(The following post was written by my younger daughter, Jamie, who is a social worker. She recently witnessed a beautiful marriage–in a setting you might not expect.)
My job as a home-based social worker allows me the opportunity to see very unusual or difficult situations on a daily basis.
Once, for example, I walked into a home and witnessed three men getting tattooed at a kitchen table. In another home, a chicken was running through the house. In still another home, the police came and picked up the person with whom I had an appointment. This work, however, also allows me the opportunity to witness unexpected and encouraging moments in life.
I recently visited a client at the home of her aunt. My client wasn’t there yet, so her aunt talked with me while I waited. When I walked inside the house, I breathed in the usual aroma of incense that was typical in this home. The grandfather, mid-50s, was lying on his pallet on the couch. The nearby coffee table was strewn with medication. On other occasions, I had witnessed the aunt carrying her husband up the stairs into their home and setting him up on the couch where he spent the day. I would often talk with her as she fed him, gave him his medicine, and even held his cigarette for him.
Over these few months, I had witnessed his health rapidly decline. She told me that this had gone on for a couple of years. Her husband was a war veteran and was now suffering from a variety of ailments: a blood clot on his lung, liver cancer, and so on. She had left her job to take care of him and his daily needs.
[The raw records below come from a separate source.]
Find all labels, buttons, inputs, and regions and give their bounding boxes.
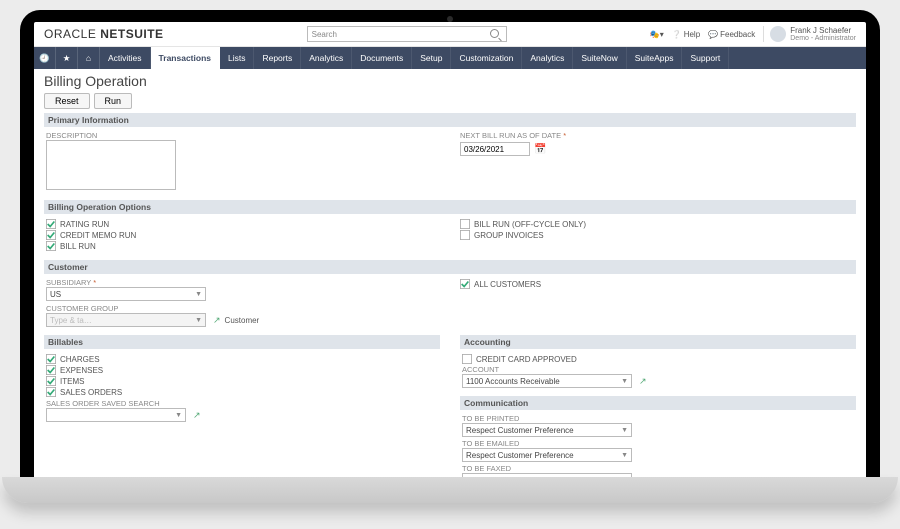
group-invoices-checkbox[interactable]: GROUP INVOICES [460, 230, 854, 240]
main-nav: 🕘 ★ ⌂ Activities Transactions Lists Repo… [34, 47, 866, 69]
account-select[interactable]: 1100 Accounts Receivable▼ [462, 374, 632, 388]
nav-analytics-2[interactable]: Analytics [522, 47, 573, 69]
nav-lists[interactable]: Lists [220, 47, 254, 69]
bill-run-checkbox[interactable]: BILL RUN [46, 241, 440, 251]
section-primary: Primary Information [44, 113, 856, 127]
help-link[interactable]: ❔ Help [672, 30, 700, 39]
so-saved-search-label: SALES ORDER SAVED SEARCH [46, 399, 438, 408]
recent-icon[interactable]: 🕘 [34, 47, 56, 69]
avatar-icon [770, 26, 786, 42]
nav-documents[interactable]: Documents [352, 47, 412, 69]
global-search[interactable]: Search [307, 26, 507, 42]
expenses-checkbox[interactable]: EXPENSES [46, 365, 438, 375]
description-label: DESCRIPTION [46, 131, 440, 140]
nav-analytics[interactable]: Analytics [301, 47, 352, 69]
run-button[interactable]: Run [94, 93, 133, 109]
nav-support[interactable]: Support [682, 47, 729, 69]
reset-button[interactable]: Reset [44, 93, 90, 109]
nav-customization[interactable]: Customization [451, 47, 522, 69]
customer-group-label: CUSTOMER GROUP [46, 304, 440, 313]
home-icon[interactable]: ⌂ [78, 47, 100, 69]
calendar-icon[interactable]: 📅 [534, 144, 546, 155]
items-checkbox[interactable]: ITEMS [46, 376, 438, 386]
to-be-emailed-label: TO BE EMAILED [462, 439, 854, 448]
open-record-icon[interactable]: ↗ [213, 315, 221, 326]
top-utility-bar: ORACLE NETSUITE Search 🎭▾ ❔ Help 💬 Feedb… [34, 22, 866, 47]
user-menu[interactable]: Frank J Schaefer Demo - Administrator [763, 26, 856, 42]
all-customers-checkbox[interactable]: ALL CUSTOMERS [460, 279, 854, 289]
to-be-faxed-select[interactable]: Respect Customer Preference▼ [462, 473, 632, 477]
subsidiary-select[interactable]: US▼ [46, 287, 206, 301]
customer-group-select[interactable]: Type & ta…▼ [46, 313, 206, 327]
to-be-faxed-label: TO BE FAXED [462, 464, 854, 473]
to-be-emailed-select[interactable]: Respect Customer Preference▼ [462, 448, 632, 462]
open-record-icon[interactable]: ↗ [193, 410, 201, 421]
user-name: Frank J Schaefer [790, 26, 856, 35]
nav-transactions[interactable]: Transactions [151, 47, 220, 69]
page-title: Billing Operation [44, 73, 856, 89]
nav-suitenow[interactable]: SuiteNow [573, 47, 626, 69]
section-options: Billing Operation Options [44, 200, 856, 214]
role-switch-icon[interactable]: 🎭▾ [650, 30, 664, 39]
customer-link[interactable]: Customer [225, 316, 260, 325]
nav-reports[interactable]: Reports [254, 47, 301, 69]
feedback-link[interactable]: 💬 Feedback [708, 30, 755, 39]
section-communication: Communication [460, 396, 856, 410]
section-billables: Billables [44, 335, 440, 349]
user-role: Demo - Administrator [790, 35, 856, 42]
nav-setup[interactable]: Setup [412, 47, 451, 69]
cc-approved-checkbox[interactable]: CREDIT CARD APPROVED [462, 354, 854, 364]
subsidiary-label: SUBSIDIARY [46, 278, 440, 287]
brand-logo: ORACLE NETSUITE [44, 27, 164, 41]
search-icon [490, 29, 502, 40]
account-label: ACCOUNT [462, 365, 854, 374]
description-input[interactable] [46, 140, 176, 190]
to-be-printed-label: TO BE PRINTED [462, 414, 854, 423]
off-cycle-checkbox[interactable]: BILL RUN (OFF-CYCLE ONLY) [460, 219, 854, 229]
so-saved-search-select[interactable]: ▼ [46, 408, 186, 422]
sales-orders-checkbox[interactable]: SALES ORDERS [46, 387, 438, 397]
section-accounting: Accounting [460, 335, 856, 349]
credit-memo-run-checkbox[interactable]: CREDIT MEMO RUN [46, 230, 440, 240]
search-placeholder: Search [312, 30, 490, 39]
rating-run-checkbox[interactable]: RATING RUN [46, 219, 440, 229]
to-be-printed-select[interactable]: Respect Customer Preference▼ [462, 423, 632, 437]
charges-checkbox[interactable]: CHARGES [46, 354, 438, 364]
next-bill-run-label: NEXT BILL RUN AS OF DATE [460, 131, 854, 140]
favorites-icon[interactable]: ★ [56, 47, 78, 69]
open-record-icon[interactable]: ↗ [639, 376, 647, 387]
nav-activities[interactable]: Activities [100, 47, 151, 69]
section-customer: Customer [44, 260, 856, 274]
nav-suiteapps[interactable]: SuiteApps [627, 47, 683, 69]
next-bill-run-input[interactable] [460, 142, 530, 156]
Caring for him had become her full-time job.
As I spoke with her this day, she grew quiet as big tears welled up in her eyes. She told me that the hospital had given her husband two weeks to live. She began to tell me that she didn’t know what she was supposed to do with that information. She took care of her husband, and he was her life. She didn’t know how she would live with him gone. She went on to say that her brother had died in a car accident the week before. She asked why God was testing her like this. “How do I live without the only thing I ever knew?”
During this tender moment, her husband called out to her for water. About the same time, my client walked into the house ready for her appointment.
It was only 9:00 a.m.
Did I mention that this couple was deeply imprisoned by poverty, one had literally been in prison, had taken care of their three toddler grandchildren while their child was in jail, had survived on the man’s benefits from the VA, and had allowed my client (their niece) to live in their home?
This family has helped me question my life and whether or not I am living to the full extent of its potential. Their giving hearts reflect the attitude of Christ. They have very little, but that doesn’t stop them from trying to help as many people as they can.
You never know who you might impact. You never know in whose life you will make a difference. You never know who will make a difference in your life. I hope you live every moment conscious of your reflection to the outside world.
Sometimes, I catch myself stereotyping people long before I even know their story. This aunt helped me see that people are more than what I might see externally. Things aren’t always what they seem.
Finally, this woman knows what it means to be married to someone “in sickness and in health.” Maybe all of us should take a good look at her example.
An humble amen.
Thank you Ginger
Thank you Jamie for this post!
Excellent points and it certainly gives me pause for reflection. I agree it is so easy to get caught up in stereotyping and perhaps having our own noses just a bit to high in the air.
I expect you are a great inspiration and a living example of Jesus to the many people you visit. I salute you for what you do as I imagine you are overloaded with too few hours at the end of your day to do what you need to do.
What an encouraging story! Thanks for sharing this, Jamie, and you, Jim.
As Jaime has described so well, sometimes the only answer to someone’s heartrending question is to simply be there with them in their pain. We can’t always solve all their problems, but we can be there alongside them as a caring, listening presence. As Jaime allows herself to be truly present for her clients, she not only helps them, but they help her to become the person she is intended to be. Thanks for sharing this story. It was thought-provoking and poignantly beautiful.
Oops! Just noticed I misspelled Jamie’s name – twice. So sorry!
Thanks everyone for your kind comments!
Praise God for you Jamie that you see in Jesus teaching to go into the Highways
and by ways and anywhere the lost or suffering are that you can minister to them
May God continue to bless you in your service him.